Can This Be The Staff of Life?

...in the process of making bread, the important thing is not the loaf but that the loaf should fit the machine. This means that you take the flour, you add a certain number of chemicals in such proportions that, after the mixture has been left a certain length of time at a certain temperature, it rises to a certain height so that a certain weight will fit exactly into pans of a certain size that will fit into a rack going through an oven at a certain time; that will come out having risen to a certain height so that it will fit into a cutting machine regulated so that the cut bread will fit into a certain piece of paper that will fit into a packing machine of a certain size so that it can be effectively sealed so that it can sit on a shop shelf for about a fortnight. It is a magnificent technical achievement but not necessarily the best nutritional result...

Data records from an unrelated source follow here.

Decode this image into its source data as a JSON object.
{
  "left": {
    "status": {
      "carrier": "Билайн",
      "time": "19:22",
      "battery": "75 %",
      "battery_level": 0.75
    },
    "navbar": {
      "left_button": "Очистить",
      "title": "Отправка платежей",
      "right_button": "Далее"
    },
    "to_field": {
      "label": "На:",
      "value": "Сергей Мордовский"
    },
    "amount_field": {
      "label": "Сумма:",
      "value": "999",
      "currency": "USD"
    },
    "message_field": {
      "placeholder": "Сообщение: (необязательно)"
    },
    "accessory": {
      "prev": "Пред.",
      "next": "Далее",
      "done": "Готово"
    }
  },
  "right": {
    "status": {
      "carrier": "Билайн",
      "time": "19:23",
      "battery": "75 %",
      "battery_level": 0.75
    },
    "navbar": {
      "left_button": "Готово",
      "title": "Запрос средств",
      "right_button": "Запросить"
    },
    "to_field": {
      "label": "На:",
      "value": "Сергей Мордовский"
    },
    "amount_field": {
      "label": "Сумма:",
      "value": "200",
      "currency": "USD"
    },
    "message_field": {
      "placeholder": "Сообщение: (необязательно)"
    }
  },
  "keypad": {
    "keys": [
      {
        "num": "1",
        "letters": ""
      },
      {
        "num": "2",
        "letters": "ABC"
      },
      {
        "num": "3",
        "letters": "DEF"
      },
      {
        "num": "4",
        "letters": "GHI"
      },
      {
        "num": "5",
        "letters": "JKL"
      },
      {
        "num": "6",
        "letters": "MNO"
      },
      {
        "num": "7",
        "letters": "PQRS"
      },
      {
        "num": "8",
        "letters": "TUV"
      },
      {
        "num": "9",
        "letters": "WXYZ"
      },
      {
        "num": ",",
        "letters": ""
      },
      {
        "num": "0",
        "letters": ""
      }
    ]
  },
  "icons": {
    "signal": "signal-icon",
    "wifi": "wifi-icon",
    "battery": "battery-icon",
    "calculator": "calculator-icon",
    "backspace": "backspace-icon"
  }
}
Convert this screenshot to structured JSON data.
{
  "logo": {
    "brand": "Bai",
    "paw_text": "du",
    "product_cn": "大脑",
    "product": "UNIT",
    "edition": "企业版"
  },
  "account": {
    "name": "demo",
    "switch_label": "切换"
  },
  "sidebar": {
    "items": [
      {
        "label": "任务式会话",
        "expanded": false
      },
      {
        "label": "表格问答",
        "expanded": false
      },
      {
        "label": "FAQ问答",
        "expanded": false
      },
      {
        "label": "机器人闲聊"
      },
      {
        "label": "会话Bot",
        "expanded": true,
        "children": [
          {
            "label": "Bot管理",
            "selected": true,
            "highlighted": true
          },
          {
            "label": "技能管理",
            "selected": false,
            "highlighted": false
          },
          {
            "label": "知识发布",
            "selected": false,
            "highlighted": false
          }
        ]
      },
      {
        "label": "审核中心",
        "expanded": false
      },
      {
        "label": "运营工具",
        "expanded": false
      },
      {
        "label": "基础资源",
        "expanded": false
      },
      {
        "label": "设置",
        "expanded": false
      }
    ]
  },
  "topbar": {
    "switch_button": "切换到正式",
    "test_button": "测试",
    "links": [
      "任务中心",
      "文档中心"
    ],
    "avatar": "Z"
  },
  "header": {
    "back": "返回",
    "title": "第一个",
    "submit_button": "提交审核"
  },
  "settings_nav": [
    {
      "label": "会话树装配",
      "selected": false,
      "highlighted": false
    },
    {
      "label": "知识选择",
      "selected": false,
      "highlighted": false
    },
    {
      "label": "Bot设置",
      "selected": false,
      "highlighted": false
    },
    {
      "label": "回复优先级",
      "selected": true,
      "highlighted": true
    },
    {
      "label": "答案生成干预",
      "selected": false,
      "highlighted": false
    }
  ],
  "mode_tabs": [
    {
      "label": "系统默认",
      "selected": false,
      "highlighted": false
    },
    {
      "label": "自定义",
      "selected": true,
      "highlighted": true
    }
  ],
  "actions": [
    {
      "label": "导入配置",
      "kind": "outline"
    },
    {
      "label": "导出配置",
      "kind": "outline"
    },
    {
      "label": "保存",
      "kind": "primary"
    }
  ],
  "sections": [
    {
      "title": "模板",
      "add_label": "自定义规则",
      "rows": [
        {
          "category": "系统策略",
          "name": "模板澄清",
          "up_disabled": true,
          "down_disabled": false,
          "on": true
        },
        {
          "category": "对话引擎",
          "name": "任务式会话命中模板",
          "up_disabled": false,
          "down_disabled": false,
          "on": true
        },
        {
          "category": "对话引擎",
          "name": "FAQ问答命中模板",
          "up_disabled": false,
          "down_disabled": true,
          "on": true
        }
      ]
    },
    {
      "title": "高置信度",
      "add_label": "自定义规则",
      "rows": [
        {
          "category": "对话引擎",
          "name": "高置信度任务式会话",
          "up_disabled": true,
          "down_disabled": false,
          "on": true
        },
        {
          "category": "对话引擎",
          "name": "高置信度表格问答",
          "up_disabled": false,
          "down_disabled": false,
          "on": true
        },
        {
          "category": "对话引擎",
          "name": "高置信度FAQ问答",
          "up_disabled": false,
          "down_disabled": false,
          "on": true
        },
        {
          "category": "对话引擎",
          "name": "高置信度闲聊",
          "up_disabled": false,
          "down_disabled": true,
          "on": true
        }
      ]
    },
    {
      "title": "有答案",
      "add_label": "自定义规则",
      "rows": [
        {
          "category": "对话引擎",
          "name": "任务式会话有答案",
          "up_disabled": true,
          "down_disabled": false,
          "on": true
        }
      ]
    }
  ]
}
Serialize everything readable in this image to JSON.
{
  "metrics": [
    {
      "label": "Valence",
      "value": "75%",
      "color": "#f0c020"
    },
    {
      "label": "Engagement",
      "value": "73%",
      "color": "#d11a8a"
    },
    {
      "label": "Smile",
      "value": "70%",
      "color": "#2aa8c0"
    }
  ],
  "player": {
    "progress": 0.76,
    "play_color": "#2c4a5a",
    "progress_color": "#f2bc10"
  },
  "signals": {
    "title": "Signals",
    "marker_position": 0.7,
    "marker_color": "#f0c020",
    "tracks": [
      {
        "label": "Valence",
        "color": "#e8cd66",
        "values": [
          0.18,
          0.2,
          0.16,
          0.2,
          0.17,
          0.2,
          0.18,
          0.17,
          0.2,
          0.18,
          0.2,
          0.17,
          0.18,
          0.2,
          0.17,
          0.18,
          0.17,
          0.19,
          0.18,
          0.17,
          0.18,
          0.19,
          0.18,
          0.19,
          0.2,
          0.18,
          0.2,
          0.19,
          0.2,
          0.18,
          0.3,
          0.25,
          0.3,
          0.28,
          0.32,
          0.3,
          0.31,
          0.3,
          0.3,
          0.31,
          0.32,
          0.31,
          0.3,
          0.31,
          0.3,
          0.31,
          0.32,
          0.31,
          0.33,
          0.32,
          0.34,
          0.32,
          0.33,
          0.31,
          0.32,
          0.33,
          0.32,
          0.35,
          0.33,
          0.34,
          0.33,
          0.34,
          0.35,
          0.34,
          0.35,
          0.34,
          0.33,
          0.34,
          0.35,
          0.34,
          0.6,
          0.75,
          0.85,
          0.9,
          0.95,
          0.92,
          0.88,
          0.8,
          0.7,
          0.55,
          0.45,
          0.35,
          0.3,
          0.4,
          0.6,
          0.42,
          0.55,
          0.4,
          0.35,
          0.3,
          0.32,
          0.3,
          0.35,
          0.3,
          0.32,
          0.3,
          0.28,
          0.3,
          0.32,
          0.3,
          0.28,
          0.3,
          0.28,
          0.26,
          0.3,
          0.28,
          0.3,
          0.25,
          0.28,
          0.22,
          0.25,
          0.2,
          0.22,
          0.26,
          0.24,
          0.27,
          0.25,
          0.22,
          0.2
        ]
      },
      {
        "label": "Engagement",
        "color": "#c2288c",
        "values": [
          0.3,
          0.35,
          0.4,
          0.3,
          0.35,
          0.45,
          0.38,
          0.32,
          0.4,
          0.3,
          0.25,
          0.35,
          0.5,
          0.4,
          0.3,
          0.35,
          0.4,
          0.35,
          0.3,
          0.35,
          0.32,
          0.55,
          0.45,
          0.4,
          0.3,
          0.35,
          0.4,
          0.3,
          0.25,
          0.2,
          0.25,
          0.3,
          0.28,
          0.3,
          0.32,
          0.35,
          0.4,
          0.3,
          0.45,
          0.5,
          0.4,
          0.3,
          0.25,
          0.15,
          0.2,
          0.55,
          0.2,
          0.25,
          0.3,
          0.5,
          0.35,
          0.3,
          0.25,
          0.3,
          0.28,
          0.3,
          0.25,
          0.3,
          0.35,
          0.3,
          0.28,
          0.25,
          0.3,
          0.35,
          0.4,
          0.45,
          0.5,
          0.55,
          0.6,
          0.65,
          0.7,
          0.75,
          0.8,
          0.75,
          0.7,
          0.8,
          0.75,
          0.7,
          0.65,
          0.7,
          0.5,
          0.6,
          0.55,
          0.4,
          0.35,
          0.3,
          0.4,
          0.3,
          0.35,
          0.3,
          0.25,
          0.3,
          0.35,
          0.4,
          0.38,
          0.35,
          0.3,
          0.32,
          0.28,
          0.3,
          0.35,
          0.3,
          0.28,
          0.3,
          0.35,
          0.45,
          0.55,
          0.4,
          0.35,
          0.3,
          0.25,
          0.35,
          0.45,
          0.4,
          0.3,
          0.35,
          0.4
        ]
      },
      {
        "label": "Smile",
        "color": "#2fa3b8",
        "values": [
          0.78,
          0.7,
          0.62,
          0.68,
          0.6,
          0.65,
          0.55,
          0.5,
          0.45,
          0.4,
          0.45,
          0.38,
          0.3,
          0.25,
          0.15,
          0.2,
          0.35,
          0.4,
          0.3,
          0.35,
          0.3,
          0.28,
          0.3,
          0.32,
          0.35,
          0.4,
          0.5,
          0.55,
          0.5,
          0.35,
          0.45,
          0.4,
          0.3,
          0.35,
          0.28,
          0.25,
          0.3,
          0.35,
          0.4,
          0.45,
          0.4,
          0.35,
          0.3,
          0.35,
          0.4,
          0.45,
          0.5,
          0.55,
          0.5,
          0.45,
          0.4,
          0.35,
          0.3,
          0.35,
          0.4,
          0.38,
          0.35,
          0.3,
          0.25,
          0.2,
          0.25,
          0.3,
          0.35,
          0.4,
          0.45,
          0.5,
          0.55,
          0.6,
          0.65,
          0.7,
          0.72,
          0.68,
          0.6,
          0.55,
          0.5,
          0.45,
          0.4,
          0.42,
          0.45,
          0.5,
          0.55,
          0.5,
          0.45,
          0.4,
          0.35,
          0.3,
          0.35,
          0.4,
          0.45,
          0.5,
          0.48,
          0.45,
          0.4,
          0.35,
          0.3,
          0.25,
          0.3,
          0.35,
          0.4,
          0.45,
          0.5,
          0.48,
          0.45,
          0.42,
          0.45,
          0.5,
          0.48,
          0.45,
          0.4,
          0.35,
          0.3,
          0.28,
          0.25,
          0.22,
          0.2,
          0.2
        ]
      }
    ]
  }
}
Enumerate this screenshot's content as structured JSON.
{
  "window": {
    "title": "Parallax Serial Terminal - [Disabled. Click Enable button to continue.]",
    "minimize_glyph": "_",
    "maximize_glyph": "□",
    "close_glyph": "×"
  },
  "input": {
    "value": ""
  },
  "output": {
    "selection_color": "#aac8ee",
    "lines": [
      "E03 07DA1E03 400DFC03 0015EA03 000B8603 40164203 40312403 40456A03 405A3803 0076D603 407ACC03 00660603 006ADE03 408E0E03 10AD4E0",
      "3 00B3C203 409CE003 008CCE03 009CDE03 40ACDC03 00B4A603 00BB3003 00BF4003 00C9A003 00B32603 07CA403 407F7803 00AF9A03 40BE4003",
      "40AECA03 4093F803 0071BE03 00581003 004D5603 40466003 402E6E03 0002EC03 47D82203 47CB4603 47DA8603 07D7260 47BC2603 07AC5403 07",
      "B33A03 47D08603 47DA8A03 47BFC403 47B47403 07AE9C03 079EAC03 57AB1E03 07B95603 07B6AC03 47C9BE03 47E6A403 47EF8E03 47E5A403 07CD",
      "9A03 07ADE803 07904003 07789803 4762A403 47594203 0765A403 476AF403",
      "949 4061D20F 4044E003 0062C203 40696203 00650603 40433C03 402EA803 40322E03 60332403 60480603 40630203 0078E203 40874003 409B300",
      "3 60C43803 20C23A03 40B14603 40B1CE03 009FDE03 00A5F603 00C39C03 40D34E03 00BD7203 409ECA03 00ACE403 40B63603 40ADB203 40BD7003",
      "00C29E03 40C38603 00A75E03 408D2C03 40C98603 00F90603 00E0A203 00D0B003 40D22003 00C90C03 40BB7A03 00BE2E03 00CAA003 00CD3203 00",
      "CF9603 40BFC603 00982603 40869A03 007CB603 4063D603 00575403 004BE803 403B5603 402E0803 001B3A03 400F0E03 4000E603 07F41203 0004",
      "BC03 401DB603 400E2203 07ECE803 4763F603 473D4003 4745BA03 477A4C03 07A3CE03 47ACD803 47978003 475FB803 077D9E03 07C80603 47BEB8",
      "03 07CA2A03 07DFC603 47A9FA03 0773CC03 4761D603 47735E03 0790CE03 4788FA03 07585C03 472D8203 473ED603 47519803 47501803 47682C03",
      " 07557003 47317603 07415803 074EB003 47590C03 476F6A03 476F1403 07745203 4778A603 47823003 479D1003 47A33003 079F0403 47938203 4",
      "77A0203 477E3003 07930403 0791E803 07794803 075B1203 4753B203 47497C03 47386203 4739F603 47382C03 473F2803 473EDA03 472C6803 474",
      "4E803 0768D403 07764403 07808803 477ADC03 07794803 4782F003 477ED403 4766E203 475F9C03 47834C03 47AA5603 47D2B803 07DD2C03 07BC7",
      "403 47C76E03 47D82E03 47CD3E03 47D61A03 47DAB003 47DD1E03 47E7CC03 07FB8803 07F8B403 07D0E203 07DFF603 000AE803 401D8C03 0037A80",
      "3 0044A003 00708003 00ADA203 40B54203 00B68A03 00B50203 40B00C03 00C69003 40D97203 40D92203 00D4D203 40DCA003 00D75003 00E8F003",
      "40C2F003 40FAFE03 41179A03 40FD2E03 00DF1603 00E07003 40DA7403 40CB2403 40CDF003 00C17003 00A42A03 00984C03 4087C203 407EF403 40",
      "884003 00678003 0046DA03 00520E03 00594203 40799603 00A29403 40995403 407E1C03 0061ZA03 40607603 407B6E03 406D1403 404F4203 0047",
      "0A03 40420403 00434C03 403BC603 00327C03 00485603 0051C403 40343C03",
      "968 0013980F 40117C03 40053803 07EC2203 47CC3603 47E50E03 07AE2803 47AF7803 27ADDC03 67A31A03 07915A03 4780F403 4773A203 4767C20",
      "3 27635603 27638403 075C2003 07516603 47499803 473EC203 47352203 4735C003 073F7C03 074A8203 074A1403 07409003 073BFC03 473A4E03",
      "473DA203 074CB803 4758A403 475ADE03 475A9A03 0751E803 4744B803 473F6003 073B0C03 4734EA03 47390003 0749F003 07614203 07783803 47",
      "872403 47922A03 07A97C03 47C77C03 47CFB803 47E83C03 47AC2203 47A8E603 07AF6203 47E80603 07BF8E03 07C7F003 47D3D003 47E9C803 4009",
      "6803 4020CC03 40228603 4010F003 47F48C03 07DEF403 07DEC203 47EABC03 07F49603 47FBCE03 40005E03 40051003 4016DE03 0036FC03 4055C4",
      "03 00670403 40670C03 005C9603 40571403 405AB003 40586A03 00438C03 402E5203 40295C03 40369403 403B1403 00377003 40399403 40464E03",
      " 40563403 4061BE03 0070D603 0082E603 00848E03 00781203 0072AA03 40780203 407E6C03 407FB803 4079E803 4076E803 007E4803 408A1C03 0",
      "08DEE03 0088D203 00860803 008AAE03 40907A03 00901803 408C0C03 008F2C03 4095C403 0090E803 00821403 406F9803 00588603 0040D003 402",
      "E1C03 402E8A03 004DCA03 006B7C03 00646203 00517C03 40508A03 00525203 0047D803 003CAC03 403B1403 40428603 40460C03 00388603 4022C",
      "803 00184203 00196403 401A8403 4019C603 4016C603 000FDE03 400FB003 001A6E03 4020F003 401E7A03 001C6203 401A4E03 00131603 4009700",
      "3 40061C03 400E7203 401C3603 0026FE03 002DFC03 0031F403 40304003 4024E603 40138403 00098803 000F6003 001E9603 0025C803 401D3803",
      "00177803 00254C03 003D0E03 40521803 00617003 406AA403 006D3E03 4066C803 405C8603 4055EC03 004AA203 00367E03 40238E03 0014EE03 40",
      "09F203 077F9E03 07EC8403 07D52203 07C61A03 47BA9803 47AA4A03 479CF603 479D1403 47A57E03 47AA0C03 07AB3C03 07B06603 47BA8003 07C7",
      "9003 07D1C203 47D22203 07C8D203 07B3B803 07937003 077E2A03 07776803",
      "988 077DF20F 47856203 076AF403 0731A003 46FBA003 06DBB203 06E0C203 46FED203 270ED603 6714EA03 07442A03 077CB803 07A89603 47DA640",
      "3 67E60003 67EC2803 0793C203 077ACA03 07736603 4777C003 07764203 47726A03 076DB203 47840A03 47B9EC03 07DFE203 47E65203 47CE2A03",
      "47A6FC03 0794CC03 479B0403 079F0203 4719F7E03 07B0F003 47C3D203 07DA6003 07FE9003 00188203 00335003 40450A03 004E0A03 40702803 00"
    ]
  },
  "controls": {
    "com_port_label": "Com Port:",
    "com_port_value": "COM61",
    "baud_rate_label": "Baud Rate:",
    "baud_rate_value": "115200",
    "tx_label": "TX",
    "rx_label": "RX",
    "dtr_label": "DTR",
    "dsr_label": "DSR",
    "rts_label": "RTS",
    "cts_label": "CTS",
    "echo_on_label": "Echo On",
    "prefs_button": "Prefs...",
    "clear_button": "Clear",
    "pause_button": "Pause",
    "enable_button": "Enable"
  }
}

[Priscilla Chapman writing in "The Sunday Times" in the 1970s.]

Well, you know what you can do about that!

Careful composting and the use of additional plant substances, together with companion planting and crop rotation, result in a powerful and sensitive system of agriculture. It may sound esoteric, and it is, but the proof of the pudding is definitely in the eating...and the drinking. France's foremost vintners are demanding wine grown to BD principals, because it tastes better, and what better reason could there be, whether or not the reasons are fully understood or measurable using the limited instruments of contemporary science? But it's not just taste - several of our customers with sensitivity to most bread and flour have reported that they can assimilate Bio-dynamic grain. We have been using Bio-dynamic wheat and rye for some years now, ever since we were sent some "doubtful" wheat by a grain merchant who was sceptical as to its suitability because it had a protein level below 8% (protein is usually associated with bread-making quality, and should normally be 12%-14% for bread). Well it DID make good bread with a great taste, so we got in touch with the farmer direct...none other than Alan Brockman, who farms near Canterbury in Kent, and is hugely respected as one of the best BD farmers in the UK. He has been an inspiration to us. We also get grain from another highly thought of BD man, Jo Bradley, who farms near Loughborough, and is currently growing a special variety of "Naked Barley" (John Barleycorn normally has a beard!), as well as Spelt and Rye grain.

A well documented research project carried out in a closed community to minimise external influences - the Monastery of Heiligenbronn in Germany's Black Forest. The results are interesting but perhaps not surprising other things being equal, a biodynamic diet is good for you ! You can download the study from www.biodynamic.org.uk.